In short, the findings of the study are extremely inconvenient
to the agenda that TM interests have set for themselves.
It must be extremely embarrassing to learn, after crying
to the US government about all the abuse they have suffered,
that TM holders themselves have been one of the prime abusers
of domain name rights.

It is highly revealing that INTA and its new-found puppet,
Kent Crispin, have chosen to attack the study on grounds of
statistical methodology. I don't think this point has been
emphasized enough: the entire argument they have mounted
consists of the following two points:

--we do not know whether the cases studied are a statistically
representative sample of ALL such cases in the world.

--therefore, we cannot draw "scientific" conclusions about
how closely the proportions we discovered in the study
match the proportions of all such cases.

Let's move beyond the obvious fact that these arguments
are made in bad faith--both of these points were acknowledged
explcitly in the original study--the more interesting response
is this:

Note what is missing from their argument.

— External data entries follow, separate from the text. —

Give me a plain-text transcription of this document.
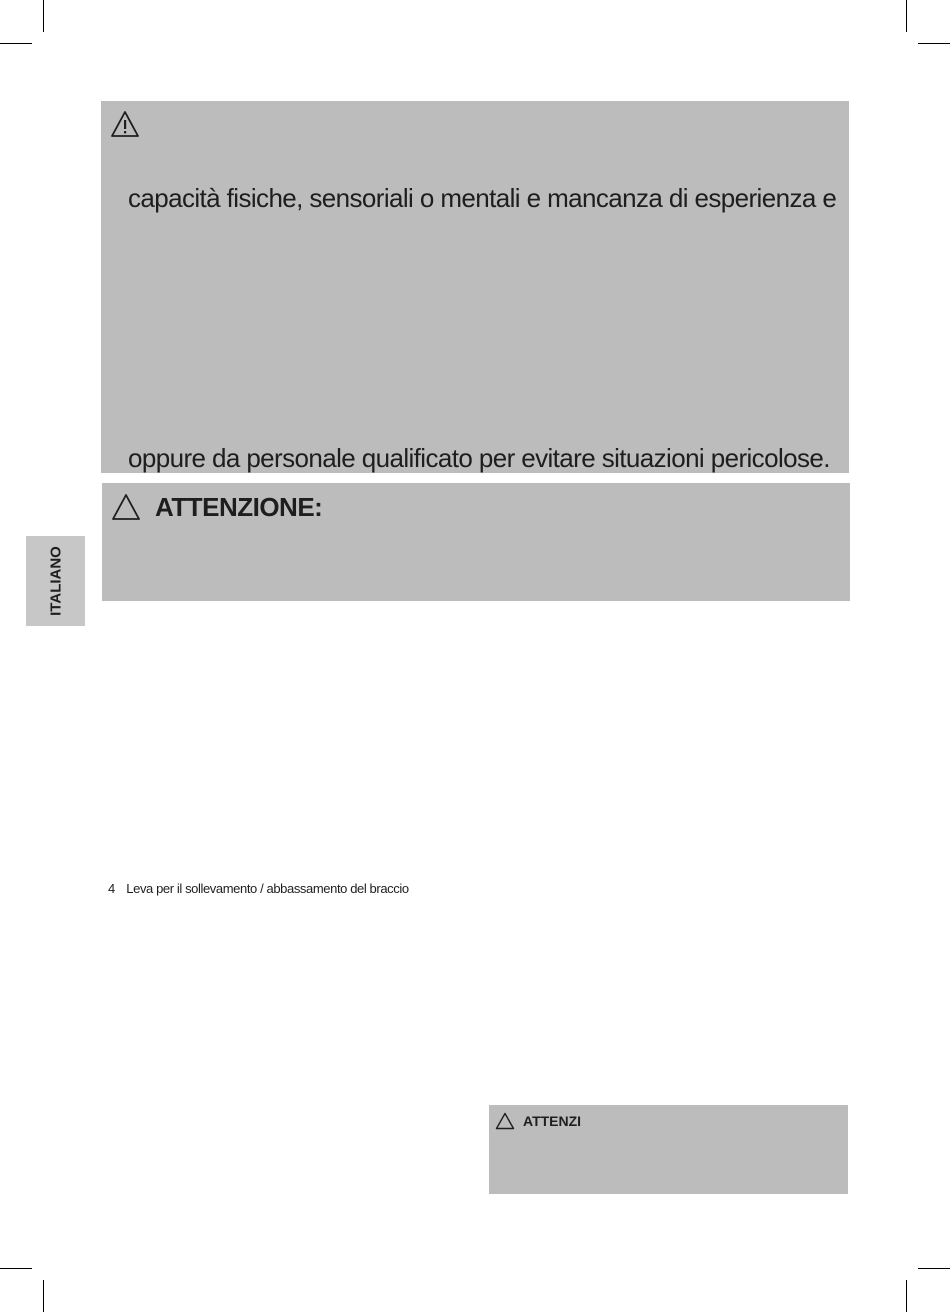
ITALIANO
capacità fisiche, sensoriali o mentali e mancanza di esperienza e
oppure da personale qualificato per evitare situazioni pericolose.
ATTENZIONE:
4 Leva per il sollevamento / abbassamento del braccio
ATTENZI
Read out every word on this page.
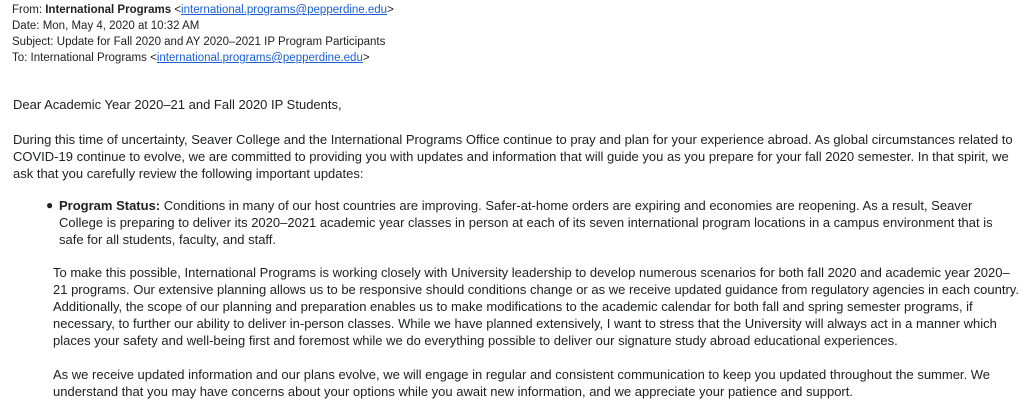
From: International Programs <international.programs@pepperdine.edu>
Date: Mon, May 4, 2020 at 10:32 AM
Subject: Update for Fall 2020 and AY 2020–2021 IP Program Participants
To: International Programs <international.programs@pepperdine.edu>

Dear Academic Year 2020–21 and Fall 2020 IP Students,

During this time of uncertainty, Seaver College and the International Programs Office continue to pray and plan for your experience abroad. As global circumstances related to COVID-19 continue to evolve, we are committed to providing you with updates and information that will guide you as you prepare for your fall 2020 semester. In that spirit, we ask that you carefully review the following important updates:

● Program Status: Conditions in many of our host countries are improving. Safer-at-home orders are expiring and economies are reopening. As a result, Seaver College is preparing to deliver its 2020–2021 academic year classes in person at each of its seven international program locations in a campus environment that is safe for all students, faculty, and staff.

To make this possible, International Programs is working closely with University leadership to develop numerous scenarios for both fall 2020 and academic year 2020–21 programs. Our extensive planning allows us to be responsive should conditions change or as we receive updated guidance from regulatory agencies in each country. Additionally, the scope of our planning and preparation enables us to make modifications to the academic calendar for both fall and spring semester programs, if necessary, to further our ability to deliver in-person classes. While we have planned extensively, I want to stress that the University will always act in a manner which places your safety and well-being first and foremost while we do everything possible to deliver our signature study abroad educational experiences.

As we receive updated information and our plans evolve, we will engage in regular and consistent communication to keep you updated throughout the summer. We understand that you may have concerns about your options while you await new information, and we appreciate your patience and support.
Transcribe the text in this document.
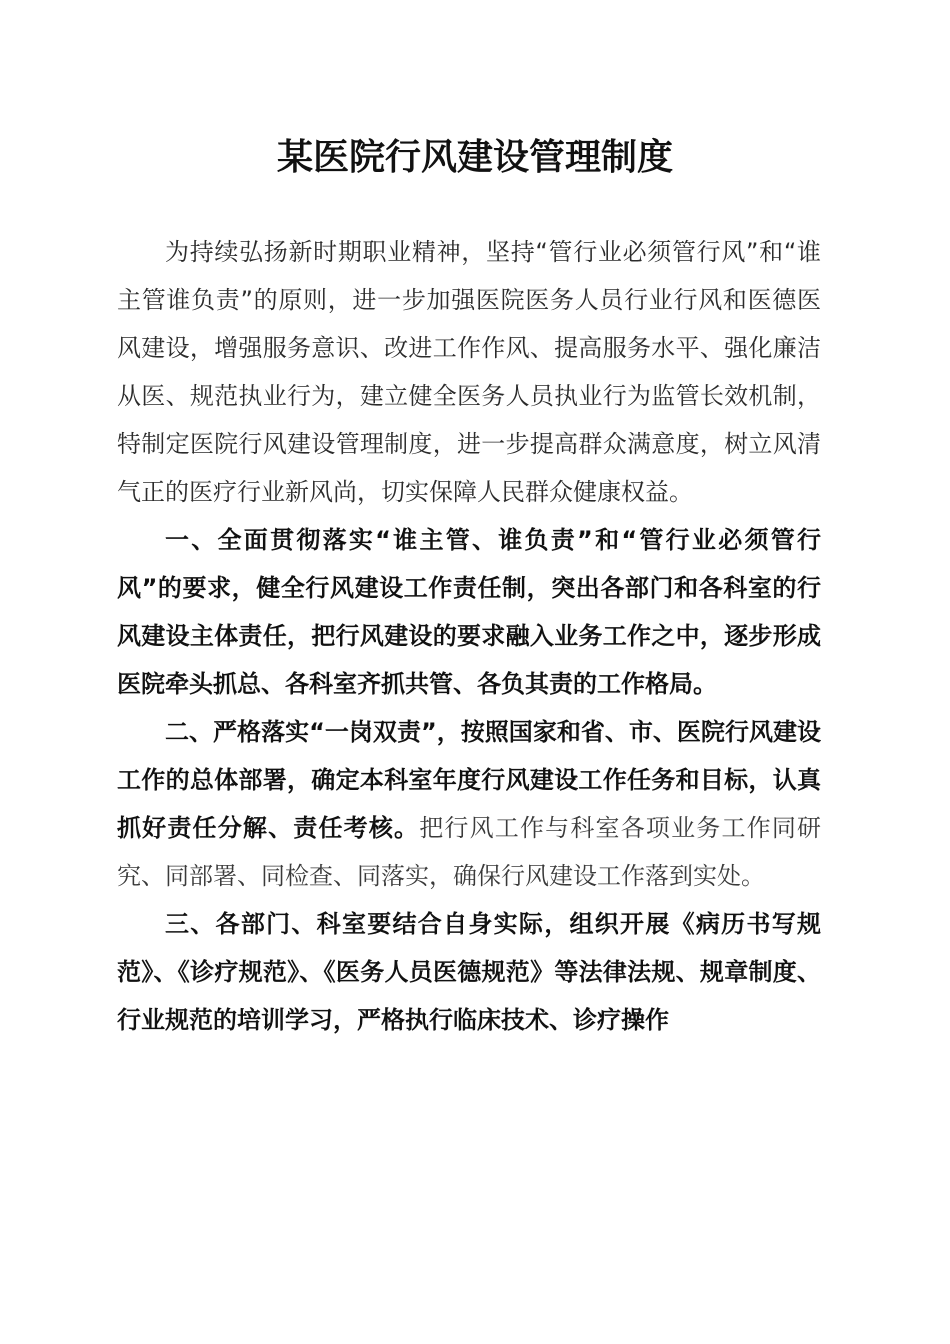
某医院行风建设管理制度

为持续弘扬新时期职业精神，坚持“管行业必须管行风”和“谁主管谁负责”的原则，进一步加强医院医务人员行业行风和医德医风建设，增强服务意识、改进工作作风、提高服务水平、强化廉洁从医、规范执业行为，建立健全医务人员执业行为监管长效机制，特制定医院行风建设管理制度，进一步提高群众满意度，树立风清气正的医疗行业新风尚，切实保障人民群众健康权益。

一、全面贯彻落实“谁主管、谁负责”和“管行业必须管行风”的要求，健全行风建设工作责任制，突出各部门和各科室的行风建设主体责任，把行风建设的要求融入业务工作之中，逐步形成医院牵头抓总、各科室齐抓共管、各负其责的工作格局。

二、严格落实“一岗双责”，按照国家和省、市、医院行风建设工作的总体部署，确定本科室年度行风建设工作任务和目标，认真抓好责任分解、责任考核。把行风工作与科室各项业务工作同研究、同部署、同检查、同落实，确保行风建设工作落到实处。

三、各部门、科室要结合自身实际，组织开展《病历书写规范》、《诊疗规范》、《医务人员医德规范》等法律法规、规章制度、行业规范的培训学习，严格执行临床技术、诊疗操作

--there is no challenge to the way the cases were classified.
Thus, it has been conceded that of the cases we know about,
the proportions are correct.

--there is no challenge to the basic argument of the piece,
namely that the result of the disputes, in both court
decisions and registry policies, tend to expand TM rights
beyond their traditional scope in territorial law.

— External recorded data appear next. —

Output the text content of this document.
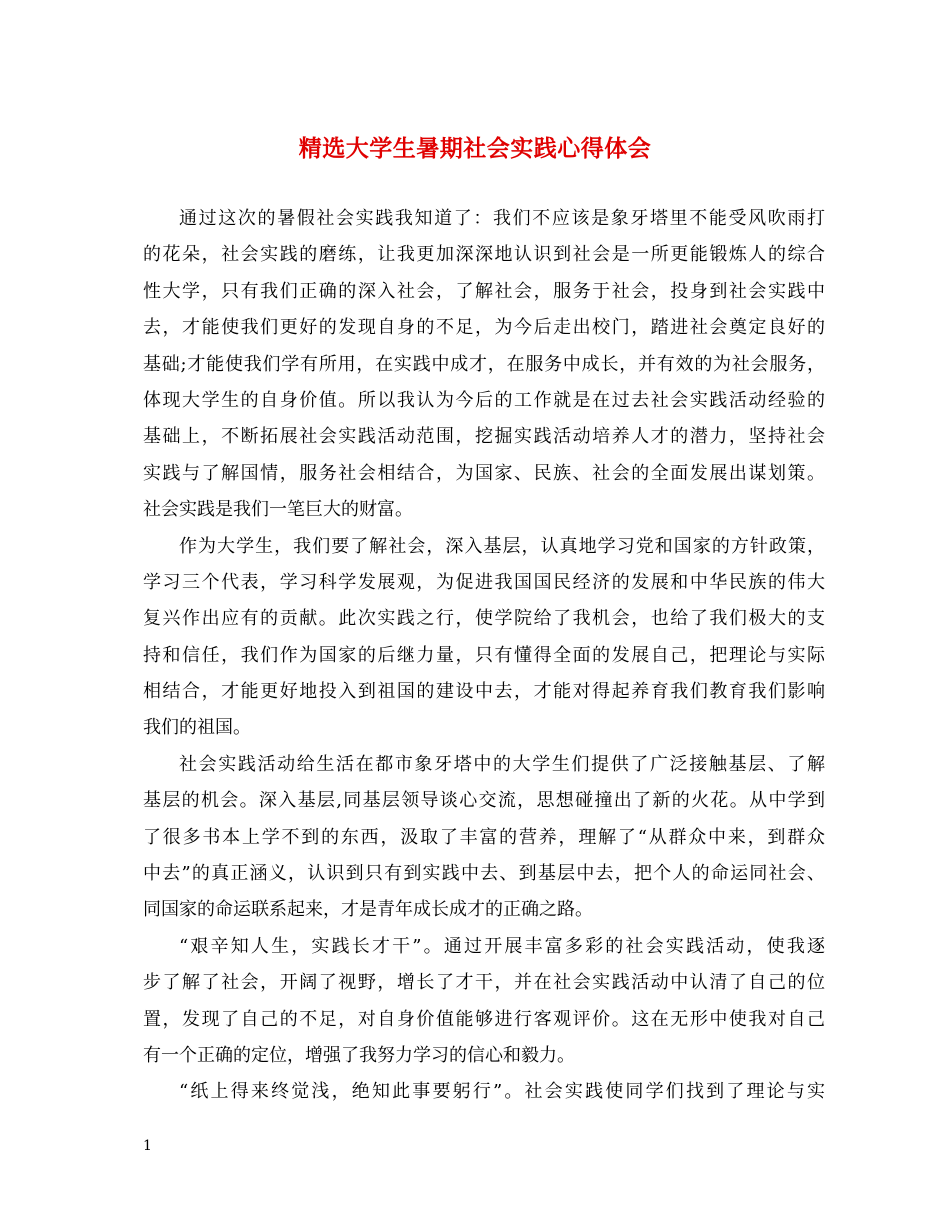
精选大学生暑期社会实践心得体会
通过这次的暑假社会实践我知道了：我们不应该是象牙塔里不能受风吹雨打
的花朵，社会实践的磨练，让我更加深深地认识到社会是一所更能锻炼人的综合
性大学，只有我们正确的深入社会，了解社会，服务于社会，投身到社会实践中
去，才能使我们更好的发现自身的不足，为今后走出校门，踏进社会奠定良好的
基础;才能使我们学有所用，在实践中成才，在服务中成长，并有效的为社会服务，
体现大学生的自身价值。所以我认为今后的工作就是在过去社会实践活动经验的
基础上，不断拓展社会实践活动范围，挖掘实践活动培养人才的潜力，坚持社会
实践与了解国情，服务社会相结合，为国家、民族、社会的全面发展出谋划策。
社会实践是我们一笔巨大的财富。
作为大学生，我们要了解社会，深入基层，认真地学习党和国家的方针政策，
学习三个代表，学习科学发展观，为促进我国国民经济的发展和中华民族的伟大
复兴作出应有的贡献。此次实践之行，使学院给了我机会，也给了我们极大的支
持和信任，我们作为国家的后继力量，只有懂得全面的发展自己，把理论与实际
相结合，才能更好地投入到祖国的建设中去，才能对得起养育我们教育我们影响
我们的祖国。
社会实践活动给生活在都市象牙塔中的大学生们提供了广泛接触基层、了解
基层的机会。深入基层,同基层领导谈心交流，思想碰撞出了新的火花。从中学到
了很多书本上学不到的东西，汲取了丰富的营养，理解了“从群众中来，到群众
中去”的真正涵义，认识到只有到实践中去、到基层中去，把个人的命运同社会、
同国家的命运联系起来，才是青年成长成才的正确之路。
“艰辛知人生，实践长才干”。通过开展丰富多彩的社会实践活动，使我逐
步了解了社会，开阔了视野，增长了才干，并在社会实践活动中认清了自己的位
置，发现了自己的不足，对自身价值能够进行客观评价。这在无形中使我对自己
有一个正确的定位，增强了我努力学习的信心和毅力。
“纸上得来终觉浅，绝知此事要躬行”。社会实践使同学们找到了理论与实
1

--there is a rather amusing avoidance of the fact that
our inability to draw conclusions about the entire population
could very well mean that our study drastically *understated*
the abuses committed by TM holders. That is, it is just as
likely that there are MORE string conflicts in the entire
population than that there are less. We simply don't know.

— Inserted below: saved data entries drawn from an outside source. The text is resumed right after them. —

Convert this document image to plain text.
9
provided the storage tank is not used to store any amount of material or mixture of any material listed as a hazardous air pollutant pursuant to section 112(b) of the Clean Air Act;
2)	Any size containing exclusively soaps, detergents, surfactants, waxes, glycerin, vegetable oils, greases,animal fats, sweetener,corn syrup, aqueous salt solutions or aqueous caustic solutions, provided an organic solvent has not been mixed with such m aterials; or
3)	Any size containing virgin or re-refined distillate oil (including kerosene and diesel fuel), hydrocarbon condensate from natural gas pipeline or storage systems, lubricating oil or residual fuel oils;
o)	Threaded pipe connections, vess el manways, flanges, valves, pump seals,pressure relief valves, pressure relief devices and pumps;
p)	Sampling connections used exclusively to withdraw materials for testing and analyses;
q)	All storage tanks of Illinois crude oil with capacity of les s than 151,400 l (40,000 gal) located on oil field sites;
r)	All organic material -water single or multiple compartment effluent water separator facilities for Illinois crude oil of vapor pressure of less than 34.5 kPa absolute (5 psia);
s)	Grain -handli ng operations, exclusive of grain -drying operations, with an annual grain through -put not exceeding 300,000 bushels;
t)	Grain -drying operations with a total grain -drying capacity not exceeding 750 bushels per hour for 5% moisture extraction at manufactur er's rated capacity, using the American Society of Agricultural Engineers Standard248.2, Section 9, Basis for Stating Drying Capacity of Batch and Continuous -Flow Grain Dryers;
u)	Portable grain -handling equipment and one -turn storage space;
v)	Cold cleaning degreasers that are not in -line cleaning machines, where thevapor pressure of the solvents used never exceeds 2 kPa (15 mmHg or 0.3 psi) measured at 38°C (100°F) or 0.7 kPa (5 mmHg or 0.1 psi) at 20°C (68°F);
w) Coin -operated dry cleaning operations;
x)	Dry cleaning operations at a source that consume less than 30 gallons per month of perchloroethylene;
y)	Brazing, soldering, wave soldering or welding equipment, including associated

Thus, I can see why INTA and its apologists would want to
divert our attention away from the plain facts of 121 domain
name trademark interactions, and try to reorient our attention
to a chimerical ideal of a perfectly representative sample
of a population.

There is also an obvious double-standard at work here.
The WIPO report makes conclusions and recommendations about
policy, as does my study. The WIPO report does not have any
"scientific" basis for its conclusions, does it? It constructs
a legal and policy argument based on the facts submitted to it,
and its own biases. Indeed, the WIPO report makes much of a
study by a European trademark association that consists of
nothing more than asking 60 trademark lawyers their opinions
about how bad the problem is. This is discussed at length in
the document, as if it were an important and valid souce of
evidence. Funny, INTA didn't commission anyone to look into the
scientific character of that study, did they? Funny that Kent's
newfound concern with statistical reliability and scientific
rigour did not extend that far.

No, what's really going on here is that the dnso.org is
attempting to cut a deal with the trademark interests.
The TM lobby will be given a big slice of control
over the name space, and the corporate supporters of INTA
and other TM interests will line up behind recognition of
dnso.org. Kent Crispin is just a listserv apparatichik
in this machine, a hack who's following the latest party line.